The plant currently turns out 30 units per month. Production is set to reach 100 units by end-2019. The Eyer is shipped with a high-quality smartphone and costs approximately US$5,000. The most widely used conventional ophthalmoscope has to be connected to a computer and costs some US$30,000.
An optical device designed to light up and image the retina is connected to the smartphone's camera, and an app sends the images over the internet to Eyer Cloud, which stores and manages patient files.
If the user does not have Wi-Fi or access to a 3G or 4G network; the images are stored in the smartphone and sent to the cloud when an internet connection becomes available.
"We invested significantly in optics and in design. One challenge was producing a portable version of a device that is typically very large. Another was enabling nonmydriatic operation so that high-quality images of the retina can be captured without the need for pupil dilation," Phelcom CEO José Augusto Stuchi told.
The name Phelcom is a portmanteau of physics, electronics and computing. The firm's other co-owners are COO Flávio Pascoal Vieira and CTO Diego Lencione.
Stuchi and his partners met in 2008 while working in Opto Eletrônica's R&D Department and became close collaborators while studying for a master's degree at the University of São Paulo (USP) in São Carlos.
Eyer Cloud is an innovation designed by the team to store all the data acquired in retinopathy exams and organize it in a database. Most ophthalmoscopes in current use have to be connected to a computer to save data to a hard disk and are not web-enabled.
Users of the Eyer set up an account to which images can automatically be saved. "We had to make sure data privacy would be guaranteed and develop a means of transmitting images at high speed to the cloud, so that they can be viewed online regardless of the device's location," Stuchi said.
The latter factor is key to enabling telemedicine. The Eyer lets a trained technician or general medical practitioner produce the images, while an ophthalmologist who specializes in retinopathy can then analyze them and write an expert report at another location.
Phelcom is currently partnering with ophthalmologists to develop the reporting part of the system. Payment is by monthly subscription. Each report costs between US$5.00 and US$10.00, depending on the number of reports issued.
In addition to representing a new service, the medical reports are fed into a database that can be used to "teach" a computer to find patterns associated with ocular fundus diseases, especially diabetic retinopathy.

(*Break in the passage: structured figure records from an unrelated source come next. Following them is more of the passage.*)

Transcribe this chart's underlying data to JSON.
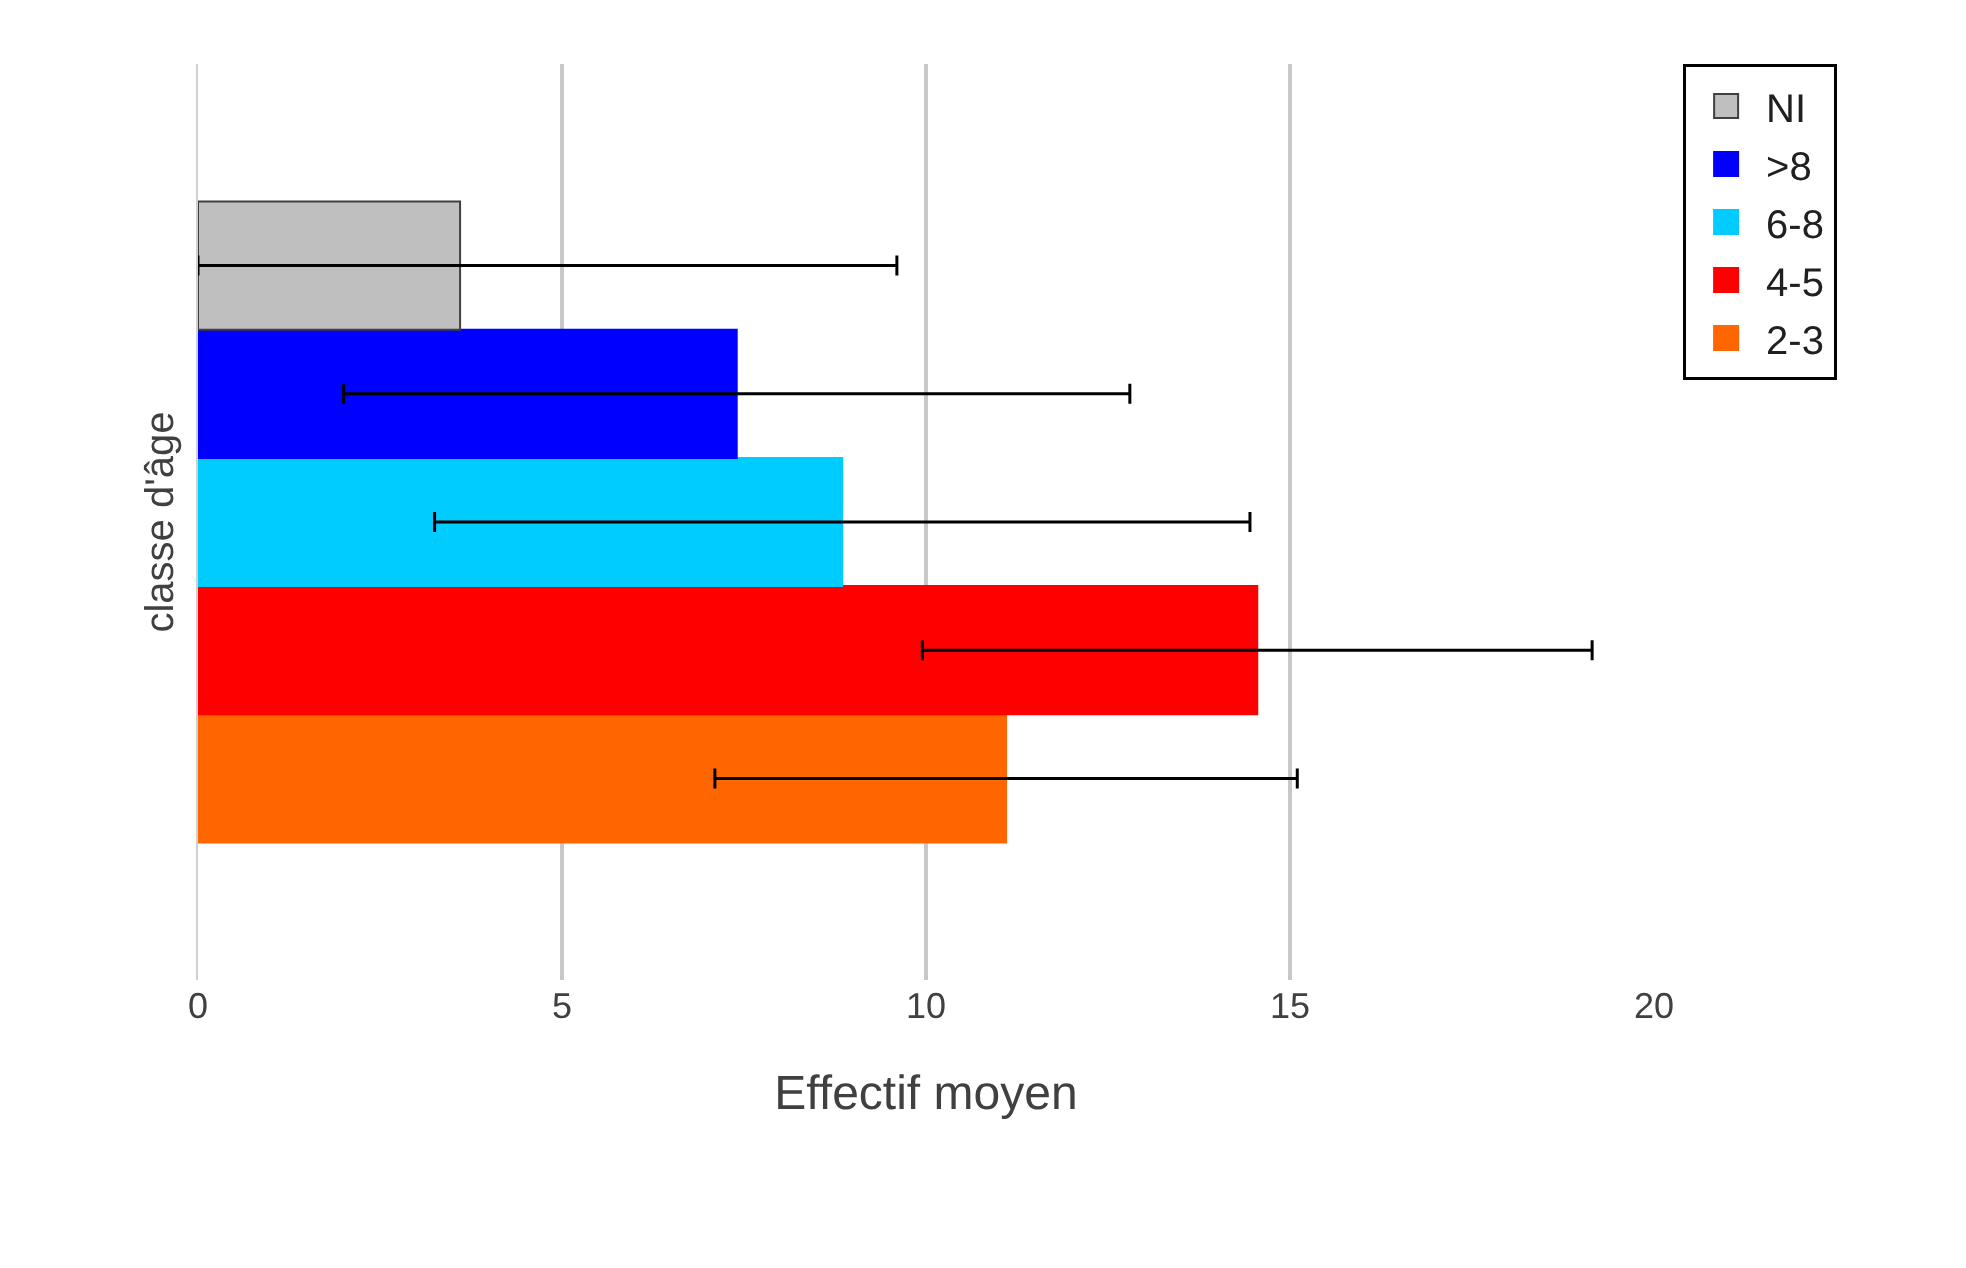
{
  "chart_data": {
    "type": "bar",
    "orientation": "horizontal",
    "xlabel": "Effectif moyen",
    "ylabel": "classe d'âge",
    "categories": [
      null
    ],
    "series": [
      {
        "name": "NI",
        "color": "#bfbfbf",
        "values": [
          3.6
        ],
        "errors": [
          [
            0,
            9.6
          ]
        ]
      },
      {
        "name": ">8",
        "color": "#0000ff",
        "values": [
          7.4
        ],
        "errors": [
          5.4
        ]
      },
      {
        "name": "6-8",
        "color": "#00ccff",
        "values": [
          8.85
        ],
        "errors": [
          5.6
        ]
      },
      {
        "name": "4-5",
        "color": "#ff0000",
        "values": [
          14.55
        ],
        "errors": [
          4.6
        ]
      },
      {
        "name": "2-3",
        "color": "#ff6600",
        "values": [
          11.1
        ],
        "errors": [
          4.0
        ]
      }
    ],
    "xlim": [
      0,
      20
    ],
    "xticks": [
      0,
      5,
      10,
      15,
      20
    ],
    "grid": "x",
    "legend": "top right",
    "tick_labels": "x"
  }
}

The firm currently has images of more than 10,000 retinas and plans soon to have the largest database of its kind in the world. The partners expect to examine 50,000 patients next year alone.
The last year saw the first approval of an artificial intelligence (AI) diagnostics algorithm by the United States Food and Drug Administration (FDA). Called IDx-DR, the software program uses AI to analyze images of the eye taken with a retinal camera to detect diabetic retinopathy, the leading cause of vision impairment and blindness among working-age adults in the US.
In Brazil, 7.6 percent of people living in cities and aged 30-69 are estimated to have diabetes. Approximately half of these patients probably have diabetic retinopathy.
"The diagnostic use of AI is a growing global trend. Computers process the data, and physicians make decisions," Stuchi said.